Increasing numbers of people are travelling from the UK to exotic and remote destinations, and health professionals giving advice on travel health must be competent to do so.
All General Practices should be registered users of Travax. For nursing staff, the Royal College of Nursing has published Travel health nursing: career and competence development.
National decisions on prescription status are based on the balance of personal risk versus population risk. Antimalarials should not be prescribed for prophylaxis on the NHS; a private prescription must be issued. If preferred, community pharmacies can advise on and sell non-prescription antimalarial medicines over the counter. Community pharmacies can also advise on other issues related to travel medicine. In addition to Travax, additional information is available at fitfortravel.
Taking medicines out of the UK
Patients requiring regular repeat medication for a stable pre-existing illness may be supplied with an NHS prescription for a maximum of three months treatment, to provide treatment for the journey and until further supplies can be secured at the destination.
If patients are to be out of the UK for longer than this then they may require on-going medical review and it would be more appropriate to provide a letter detailing the patient’s medicines until they can make arrangements to get further supplies of medicines at their destination.

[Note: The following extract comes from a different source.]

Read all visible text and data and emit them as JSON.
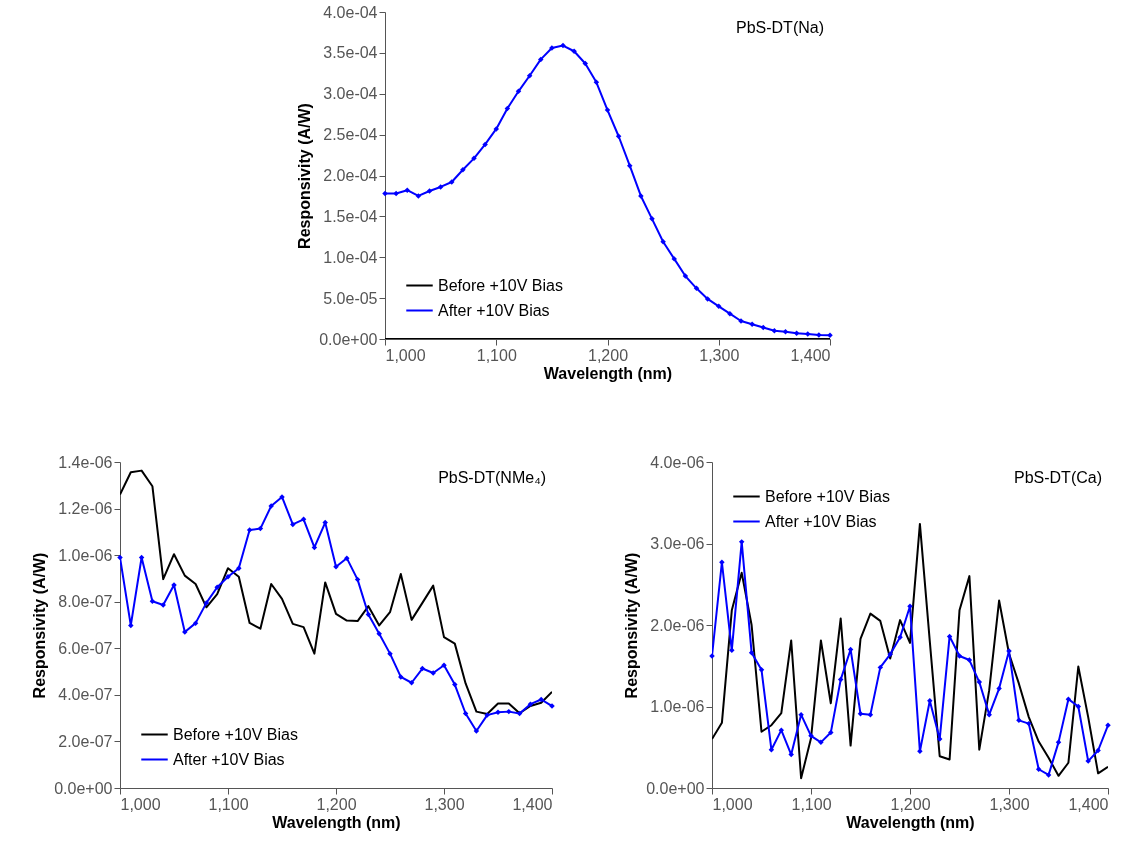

Advice for patients requesting medicines for taking on extended holidays and for taking prescribed controlled drugs outside the UK is available at NHS Choices - Can I take my medicine abroad.
A person is not entitled to NHS provision of drugs where there is no existing condition. Any requests for items to be prescribed in case of illnesses contracted whilst travelling abroad (eg ciprofloxacin or oral rehydration sachets for diarrhoea) are a private transaction.